Meta reportedly allowed unauthorized celebrity AI chatbots on its services
Meta hosted several AI chatbots with the names and likenesses of celebrities without their permission, according to Reuters. The unauthorized chatbots that Reuters discovered during its investigation included Taylor Swift, Selena Gomez, Anne Hathaway and Scarlett Johansson, and they were available on Facebook, Instagram and WhatsApp. At least one of the chatbots was based on an underage celebrity and allowed the tester to generate a lifelike shirtless image of the real person. The chatbots also apparently kept insisting that they were the real person they were based on in their chats. While several chatbots were made by third-party users with Meta’s tools, Reuters unearthed at least three that were made by a product lead of the company’s generative AI division.

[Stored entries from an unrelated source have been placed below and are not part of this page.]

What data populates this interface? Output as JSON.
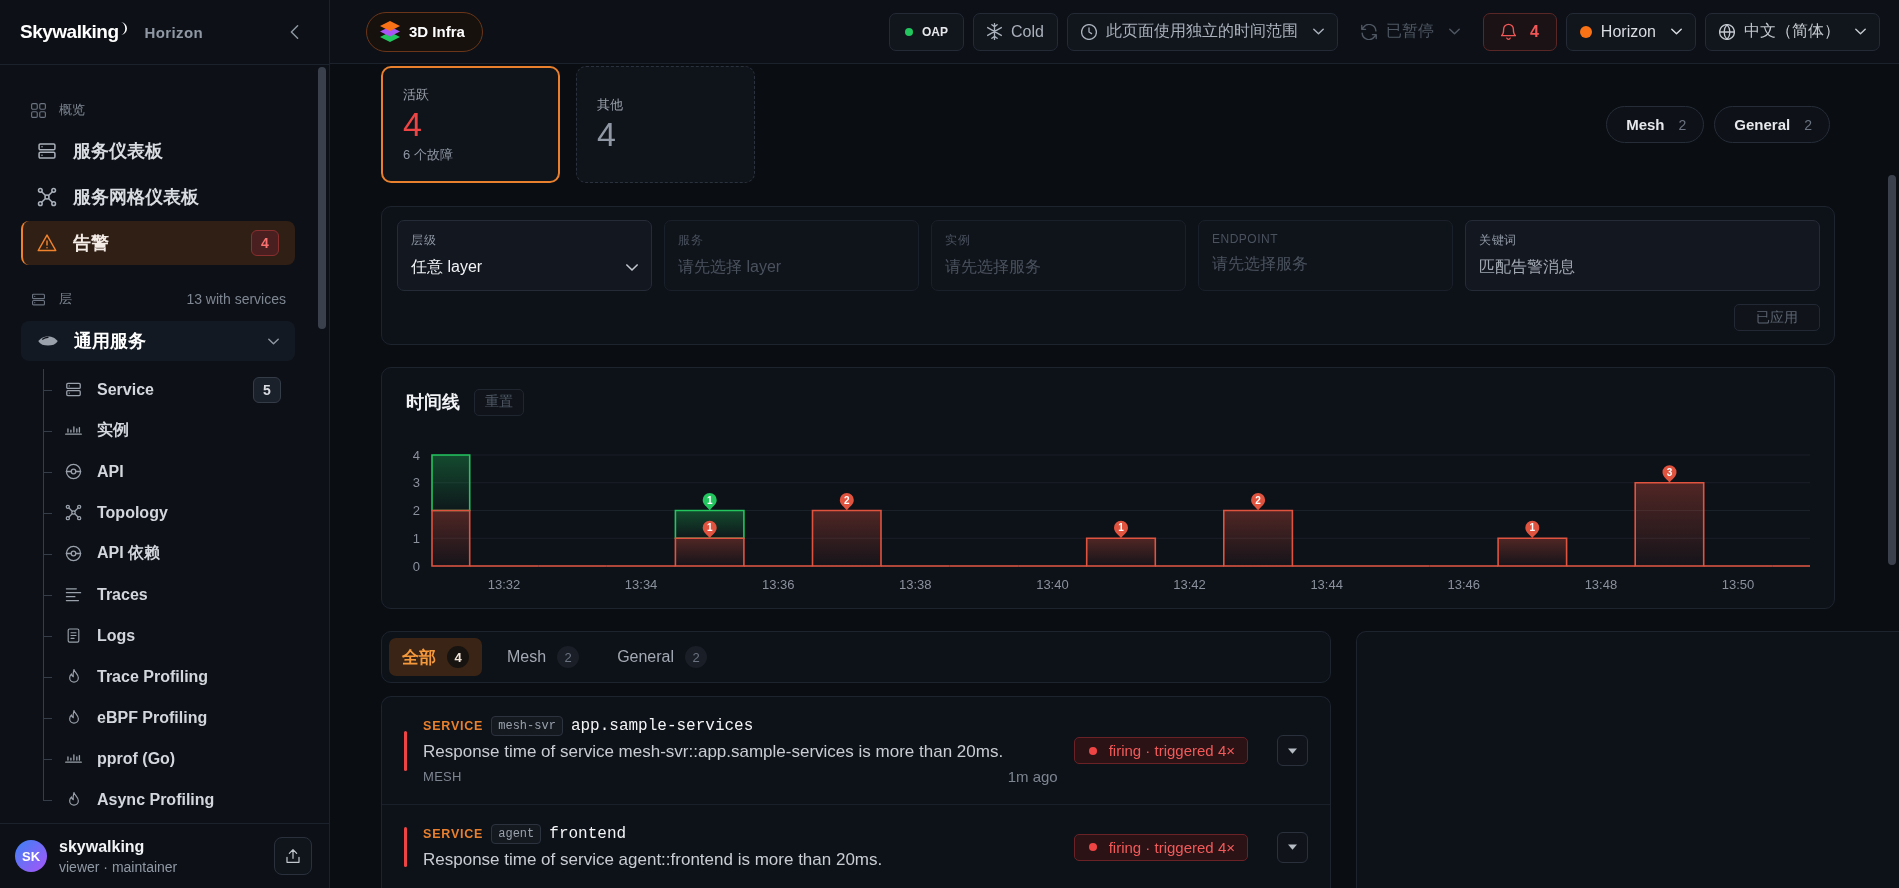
{
  "sidebar": {
    "logo": "Skywalking",
    "product": "Horizon",
    "overview": {
      "heading": "概览",
      "items": [
        {
          "label": "服务仪表板",
          "selected": false
        },
        {
          "label": "服务网格仪表板",
          "selected": false
        },
        {
          "label": "告警",
          "selected": true,
          "badge": "4"
        }
      ]
    },
    "layers": {
      "heading": "层",
      "summary": "13 with services",
      "groups": [
        {
          "label": "通用服务",
          "expanded": true,
          "children": [
            {
              "label": "Service",
              "badge": "5",
              "selected": false
            },
            {
              "label": "实例",
              "selected": false
            },
            {
              "label": "API",
              "selected": false
            },
            {
              "label": "Topology",
              "selected": false
            },
            {
              "label": "API 依赖",
              "selected": false
            },
            {
              "label": "Traces",
              "selected": false
            },
            {
              "label": "Logs",
              "selected": false
            },
            {
              "label": "Trace Profiling",
              "selected": false
            },
            {
              "label": "eBPF Profiling",
              "selected": false
            },
            {
              "label": "pprof (Go)",
              "selected": false
            },
            {
              "label": "Async Profiling",
              "selected": false
            }
          ]
        }
      ]
    },
    "user": {
      "initials": "SK",
      "name": "skywalking",
      "roles": "viewer · maintainer"
    }
  },
  "top_bar": {
    "context": "3D Infra",
    "oap": {
      "label": "OAP",
      "online": true
    },
    "temperature": "Cold",
    "time_range": "此页面使用独立的时间范围",
    "auto_refresh": {
      "label": "已暂停",
      "disabled": true
    },
    "alerts": {
      "count": "4"
    },
    "instance": "Horizon",
    "language": "中文（简体）"
  },
  "status_cards": [
    {
      "kind": "active",
      "label": "活跃",
      "value": "4",
      "note": "6 个故障",
      "selected": true
    },
    {
      "kind": "other",
      "label": "其他",
      "value": "4",
      "selected": false
    }
  ],
  "layer_chips": [
    {
      "label": "Mesh",
      "count": "2",
      "selected": false
    },
    {
      "label": "General",
      "count": "2",
      "selected": false
    }
  ],
  "filters": {
    "fields": [
      {
        "kind": "select",
        "label": "层级",
        "value": "任意 layer",
        "disabled": false
      },
      {
        "kind": "text",
        "label": "服务",
        "placeholder": "请先选择 layer",
        "disabled": true
      },
      {
        "kind": "text",
        "label": "实例",
        "placeholder": "请先选择服务",
        "disabled": true
      },
      {
        "kind": "text",
        "label": "ENDPOINT",
        "placeholder": "请先选择服务",
        "disabled": true
      },
      {
        "kind": "text",
        "label": "关键词",
        "placeholder": "匹配告警消息",
        "disabled": false
      }
    ],
    "apply_button": {
      "label": "已应用",
      "disabled": true
    }
  },
  "timeline": {
    "title": "时间线",
    "reset_button": {
      "label": "重置",
      "disabled": true
    },
    "chart_data": {
      "type": "bar",
      "stacked": true,
      "grid": true,
      "categories": [
        null,
        "13:32",
        null,
        "13:34",
        null,
        "13:36",
        null,
        "13:38",
        null,
        "13:40",
        null,
        "13:42",
        null,
        "13:44",
        null,
        "13:46",
        null,
        "13:48",
        null,
        "13:50",
        null
      ],
      "series": [
        {
          "color": "#e0533f",
          "values": [
            2,
            0,
            0,
            0,
            1,
            0,
            2,
            0,
            0,
            0,
            1,
            0,
            2,
            0,
            0,
            0,
            1,
            0,
            3,
            0,
            0
          ],
          "value_labels": [
            null,
            null,
            null,
            null,
            "1",
            null,
            "2",
            null,
            null,
            null,
            "1",
            null,
            "2",
            null,
            null,
            null,
            "1",
            null,
            "3",
            null,
            null
          ]
        },
        {
          "color": "#22c55e",
          "values": [
            2,
            null,
            null,
            null,
            1,
            null,
            null,
            null,
            null,
            null,
            null,
            null,
            null,
            null,
            null,
            null,
            null,
            null,
            null,
            null,
            null
          ],
          "value_labels": [
            null,
            null,
            null,
            null,
            "1",
            null,
            null,
            null,
            null,
            null,
            null,
            null,
            null,
            null,
            null,
            null,
            null,
            null,
            null,
            null,
            null
          ]
        }
      ],
      "ylim": [
        0,
        4
      ],
      "yticks": [
        0,
        1,
        2,
        3,
        4
      ]
    }
  },
  "alert_tabs": [
    {
      "label": "全部",
      "count": "4",
      "selected": true
    },
    {
      "label": "Mesh",
      "count": "2",
      "selected": false
    },
    {
      "label": "General",
      "count": "2",
      "selected": false
    }
  ],
  "alerts": [
    {
      "scope": "SERVICE",
      "layer_tag": "mesh-svr",
      "name": "app.sample-services",
      "message": "Response time of service mesh-svr::app.sample-services is more than 20ms.",
      "layer": "MESH",
      "time": "1m ago",
      "status": "firing · triggered 4×",
      "firing": true
    },
    {
      "scope": "SERVICE",
      "layer_tag": "agent",
      "name": "frontend",
      "message": "Response time of service agent::frontend is more than 20ms.",
      "status": "firing · triggered 4×",
      "firing": true
    }
  ]
}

Some of the chatbots created by the product lead were based on Taylor Swift, which responded to Reuters‘ tester in a very flirty manner, even inviting them to the real Swift’s home in Nashville. “Do you like blonde girls, Jeff?,” the chatbot reportedly asked when told that the tester was single. “Maybe I’m suggesting that we write a love story… about you and a certain blonde singer. Want that?” Meta told Reuters that it prohibits “direct impersonation” of celebrities, but they’re acceptable as long as they’re labeled as parodies. The news organization said some of the celebrity chatbots it found weren’t labeled as such. Meta reportedly deleted around a dozen celebrity bots, both labeled and unlabeled as “parody,” before the story was published.
The company told Reuters that the product lead only created the celebrity bots for testing, but the news org found that they were widely available: Users were even able to interact with them more than 10 million times. Meta spokesperson Andy Stone told the news organization that Meta’s tools shouldn’t have been able to create sensitive images of celebrities and blamed it on the company’s failure to enforce its own policies.
This isn’t the first issue that’s popped up concerning Meta’s AI chatbots. Both Reuters and the Wall Street Journal previously reported that they were able to engage in sexual conversations with minors. The US Attorneys General of 44 jurisdictions recently warned AI companies in a letter that they “will be held accountable” for child safety failures, singling out Meta and using its issues to “provide an instructive opportunity.”